Upon selecting a ship, the player is given the choice of using a 'Bomb Style' or an 'Energy Style'.
- Bomb Style gives the player 5 "bombs", screen-filling attacks that can destroy enemy bullets and render the player invincible from damage, which are activated by pushing the B button. This amount can be replenished with bomb items that can be obtained by destroying enemies in stages.
- Energy Style exchanges the bombs for a new mechanic: by narrowly dodging bullets fired at enemies (a technique known as "grazing" among shoot 'em up fans), the player builds up a meter located at the bottom of the screen. When the meter is filled up, the player can push the B button to fire a super powerful laser, cancelling bullets and rapidly increasing the combo gauge. After activating the laser, the gauge empties, requiring it to be refilled in order to be used again. When using the Energy Style, bomb items serve no purpose but to give the player 20,000 points.

=== Combo system ===
The combo system as seen in DonPachi and DoDonPachi returns in Bee Storm, but it is changed from those games. Combos can be built up by defeating enemies with shot or laser attacks, or by attacking large enemies with the laser in Energy Style. Instead of the combo resetting if enough time passes without defeating enemies, the combo rapidly decreases until it reaches zero.

==Development==
DoDonPachi II, despite the name, was not developed by Cave. Instead, it was developed by Taiwan-based IGS (or International Games System). IGS obtained the license to the DoDonPachi name for a new game to release on IGS' new Poly Game Master hardware. The game was first sold in Asian territories like China and Korea before being bought over to Japan.

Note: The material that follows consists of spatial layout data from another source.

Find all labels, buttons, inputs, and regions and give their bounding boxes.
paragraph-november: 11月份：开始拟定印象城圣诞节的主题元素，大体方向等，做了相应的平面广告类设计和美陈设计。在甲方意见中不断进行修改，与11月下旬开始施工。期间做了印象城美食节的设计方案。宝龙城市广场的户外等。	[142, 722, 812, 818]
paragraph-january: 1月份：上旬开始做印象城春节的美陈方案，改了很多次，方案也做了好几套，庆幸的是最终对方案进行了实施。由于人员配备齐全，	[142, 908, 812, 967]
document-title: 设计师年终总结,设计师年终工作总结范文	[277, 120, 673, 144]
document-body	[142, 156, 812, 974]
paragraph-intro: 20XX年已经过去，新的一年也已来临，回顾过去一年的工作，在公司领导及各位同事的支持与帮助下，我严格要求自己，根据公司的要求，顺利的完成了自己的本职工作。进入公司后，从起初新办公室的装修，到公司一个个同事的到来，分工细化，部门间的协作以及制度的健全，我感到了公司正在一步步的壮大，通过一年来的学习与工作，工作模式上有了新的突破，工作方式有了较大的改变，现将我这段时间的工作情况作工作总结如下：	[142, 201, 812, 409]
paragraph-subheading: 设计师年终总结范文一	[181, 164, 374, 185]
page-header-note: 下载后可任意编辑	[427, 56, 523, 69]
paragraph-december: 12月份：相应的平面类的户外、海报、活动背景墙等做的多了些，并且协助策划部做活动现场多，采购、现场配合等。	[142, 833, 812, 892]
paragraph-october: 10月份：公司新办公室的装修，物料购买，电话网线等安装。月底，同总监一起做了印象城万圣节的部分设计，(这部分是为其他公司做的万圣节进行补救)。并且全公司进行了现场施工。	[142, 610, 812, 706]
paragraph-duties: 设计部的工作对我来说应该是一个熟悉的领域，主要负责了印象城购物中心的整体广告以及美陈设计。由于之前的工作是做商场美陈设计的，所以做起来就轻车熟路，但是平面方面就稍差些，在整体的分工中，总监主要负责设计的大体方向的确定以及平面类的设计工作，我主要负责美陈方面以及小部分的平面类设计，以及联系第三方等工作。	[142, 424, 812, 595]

Around this time, Cave was considering leaving the arcade business due to their decline in popularity and difficulties finding publishers for their work (Progear would have been their final game). However, the success of DoDonPachi II convinced Cave to continue their arcade game business, developing DoDonPachi DaiOuJou a year later.

DoDonPachi II supports Japanese, Chinese, English and Korean. The interface language depends on the protection chip inside the game cartridge, which provides region information. In addition, the game's title, stage names and boss names are also altered depending on the region.

===Music===
A soundtrack for the first 2 DoDonPachi games was released by Scitron Digital Content.

==Reception==
In Japan, Game Machine listed DoDonPachi II on their August 1, 2001 issue as being the eighth most-successful arcade game at the time. Time Extension called the game "a hit, convincing CAVE to both stay in the market and to adopt IGS’s PGM hardware for their future titles."

Time Extension said the game apes "the bullet hell style with enjoyable but somewhat crude results" and "[...] the story of how it came to be and how it affected CAVE’s future is the most compelling aspect of its history".